I guess its that sort of behaviour that rang the death knell for those sets of old. Today’s high street chemistry offerings seem to have been sanitised to the point of tedium, whilst some even proclaim to be chemical-free (shudder).
But there is hope. MEL science have launched a product that brings the chemistry set smack into the 21st Century. And I was pretty excited to get my hands on one.
MEL chemistry is supplied via a subscription model. The starter pack is £29.95, and includes some glassware, safety specs, a solid fuel burner, a google-cardboard VR clone, a tray, a neat macro lens that clips onto a smartphone and other bits and bobs. On the face of things this looks a little steep, but you should also take into account a really very good IOS/Android app, which shows various 3D representations (when used with the VR goggles) of all the reagents you are likely to encounter later.
All the experiments are sold separately, at £9.95 per month. The idea being that you each month you receive a new kit. This seems really very reasonable to me, and is just the sort of model that maintains the excitement. Fresh chemistry coming through the door each month should keep up the interest.
Each experiment was accompanied by a very good instruction card and a detailed online page. The webpage goes into far more depth that you would expect for the target 12+ age group. But its all clear and well written. A very minor criticism is the commentary to the videos, sometimes the heavy (Russian?) accent makes things a little difficult to follow.
We (a small Lorch and I), cracked open the ‘Tin set’ and fired up the accompanying video. Everything is very well packaged with a lot of thought going into how kids should dispense solutions safely. My lab assistant, for this experiment, has quite a reputation for knocking fluids flying, but in this case, and despite a couple of up ended bottles, nothing was spilt.
So over to the real action. The ‘Tin set’ contains two experiments. First, the tin hedgehog, which simply involves dropping a zinc pellet into a solution of tin (II) chloride. Tin crystals quickly form on the pellet, these are quite small and would be difficult to see without the help of the clip-on macro lens. So with the expanding crystals captured live on my phone’s screen my co-experimenter was quite impressed.

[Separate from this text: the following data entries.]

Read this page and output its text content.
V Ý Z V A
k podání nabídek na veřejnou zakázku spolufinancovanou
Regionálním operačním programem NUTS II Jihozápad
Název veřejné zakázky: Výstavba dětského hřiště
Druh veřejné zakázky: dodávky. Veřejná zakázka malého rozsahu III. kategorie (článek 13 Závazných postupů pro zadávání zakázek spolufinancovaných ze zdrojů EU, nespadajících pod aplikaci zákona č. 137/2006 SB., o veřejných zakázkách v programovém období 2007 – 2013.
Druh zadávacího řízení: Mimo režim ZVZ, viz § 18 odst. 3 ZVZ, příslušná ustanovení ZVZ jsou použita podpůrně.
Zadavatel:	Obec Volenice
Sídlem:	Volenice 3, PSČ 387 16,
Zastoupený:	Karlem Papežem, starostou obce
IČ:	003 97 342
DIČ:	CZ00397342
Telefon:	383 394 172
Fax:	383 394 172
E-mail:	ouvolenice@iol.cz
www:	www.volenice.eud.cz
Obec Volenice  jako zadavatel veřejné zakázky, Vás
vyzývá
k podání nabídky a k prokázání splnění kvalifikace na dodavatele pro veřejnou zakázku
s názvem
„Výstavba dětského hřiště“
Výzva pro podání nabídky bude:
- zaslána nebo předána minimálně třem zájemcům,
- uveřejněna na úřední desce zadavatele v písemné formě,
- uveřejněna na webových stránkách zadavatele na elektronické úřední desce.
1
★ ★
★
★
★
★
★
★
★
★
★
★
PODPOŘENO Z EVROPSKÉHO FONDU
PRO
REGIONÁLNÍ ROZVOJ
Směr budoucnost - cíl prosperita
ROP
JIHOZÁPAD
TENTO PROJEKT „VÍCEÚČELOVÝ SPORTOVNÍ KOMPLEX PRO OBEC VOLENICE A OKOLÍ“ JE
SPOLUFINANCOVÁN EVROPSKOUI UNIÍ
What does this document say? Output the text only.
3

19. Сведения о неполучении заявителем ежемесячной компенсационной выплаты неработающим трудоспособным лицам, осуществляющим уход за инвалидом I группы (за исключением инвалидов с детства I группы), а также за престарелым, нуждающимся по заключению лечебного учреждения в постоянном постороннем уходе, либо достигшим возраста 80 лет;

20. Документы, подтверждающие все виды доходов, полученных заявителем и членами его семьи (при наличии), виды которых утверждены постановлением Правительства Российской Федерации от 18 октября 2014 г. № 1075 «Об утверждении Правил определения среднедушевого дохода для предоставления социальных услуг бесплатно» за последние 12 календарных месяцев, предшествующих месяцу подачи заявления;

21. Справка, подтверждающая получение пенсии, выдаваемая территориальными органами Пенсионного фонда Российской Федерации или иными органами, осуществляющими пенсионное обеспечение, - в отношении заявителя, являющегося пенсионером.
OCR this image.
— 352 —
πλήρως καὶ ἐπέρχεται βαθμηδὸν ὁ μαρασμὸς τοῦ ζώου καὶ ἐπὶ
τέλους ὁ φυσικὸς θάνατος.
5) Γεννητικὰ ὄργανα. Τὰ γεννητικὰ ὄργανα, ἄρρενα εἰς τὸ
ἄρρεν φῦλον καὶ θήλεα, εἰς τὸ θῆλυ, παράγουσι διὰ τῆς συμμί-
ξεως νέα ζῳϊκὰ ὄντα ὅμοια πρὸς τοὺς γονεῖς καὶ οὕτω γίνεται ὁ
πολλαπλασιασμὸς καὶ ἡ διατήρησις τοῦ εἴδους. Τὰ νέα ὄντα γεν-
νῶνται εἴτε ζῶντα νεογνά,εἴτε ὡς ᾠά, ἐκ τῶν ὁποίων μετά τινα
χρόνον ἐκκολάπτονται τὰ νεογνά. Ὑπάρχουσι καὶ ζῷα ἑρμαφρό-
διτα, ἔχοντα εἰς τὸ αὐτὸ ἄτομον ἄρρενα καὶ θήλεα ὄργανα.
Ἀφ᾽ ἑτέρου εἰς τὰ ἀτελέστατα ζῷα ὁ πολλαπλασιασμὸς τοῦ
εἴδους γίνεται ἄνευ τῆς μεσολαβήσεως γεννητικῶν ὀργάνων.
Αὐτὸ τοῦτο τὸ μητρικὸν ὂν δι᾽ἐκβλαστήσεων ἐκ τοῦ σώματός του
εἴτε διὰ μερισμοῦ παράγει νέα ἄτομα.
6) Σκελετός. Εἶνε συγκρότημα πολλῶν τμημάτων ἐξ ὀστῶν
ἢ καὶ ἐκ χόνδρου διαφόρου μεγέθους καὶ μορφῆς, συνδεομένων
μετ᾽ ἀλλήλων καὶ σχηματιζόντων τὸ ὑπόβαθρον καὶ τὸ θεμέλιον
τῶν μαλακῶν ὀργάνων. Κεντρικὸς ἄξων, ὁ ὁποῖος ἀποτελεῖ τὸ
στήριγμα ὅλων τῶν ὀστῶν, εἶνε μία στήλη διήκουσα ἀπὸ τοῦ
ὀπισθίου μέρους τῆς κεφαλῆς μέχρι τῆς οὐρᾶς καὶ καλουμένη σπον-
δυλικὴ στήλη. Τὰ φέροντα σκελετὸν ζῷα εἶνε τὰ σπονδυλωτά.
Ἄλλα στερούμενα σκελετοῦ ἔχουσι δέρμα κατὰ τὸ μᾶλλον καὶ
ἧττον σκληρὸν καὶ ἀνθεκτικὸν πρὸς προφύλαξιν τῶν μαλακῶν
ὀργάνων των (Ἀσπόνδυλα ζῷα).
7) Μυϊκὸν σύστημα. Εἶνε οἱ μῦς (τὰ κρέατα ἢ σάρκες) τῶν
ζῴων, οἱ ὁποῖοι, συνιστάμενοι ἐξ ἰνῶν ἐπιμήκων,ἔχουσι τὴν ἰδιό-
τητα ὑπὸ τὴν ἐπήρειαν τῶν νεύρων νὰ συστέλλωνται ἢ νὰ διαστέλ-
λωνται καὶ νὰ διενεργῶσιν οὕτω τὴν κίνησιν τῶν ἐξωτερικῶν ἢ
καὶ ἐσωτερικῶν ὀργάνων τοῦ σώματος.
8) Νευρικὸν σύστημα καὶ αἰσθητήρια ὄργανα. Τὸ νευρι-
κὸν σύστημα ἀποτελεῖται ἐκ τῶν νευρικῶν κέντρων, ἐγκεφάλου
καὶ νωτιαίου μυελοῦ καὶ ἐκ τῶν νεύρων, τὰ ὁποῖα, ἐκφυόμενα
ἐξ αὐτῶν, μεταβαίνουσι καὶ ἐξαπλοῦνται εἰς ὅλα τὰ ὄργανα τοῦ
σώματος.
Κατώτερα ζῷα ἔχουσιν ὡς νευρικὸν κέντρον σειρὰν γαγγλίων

Then we moved on to the tin dendrites. Again the method was easy for my pre-teen helper to follow. And this time, as the beautiful branches of tin struck out across the petri dish there was some genuine amazement in the room.
So far so very impressed. By linking all the experiments with excellent online and smart resources they should really engage the budding chemist and ensure they learn a heck of a lot more than just how to gas themselves. In short they are fun, safe and bang up to date.
I’ve got previews of another 4 experiments to try and will let you know what I think. If they are up to the same standard I’ll be signing up for the other 34.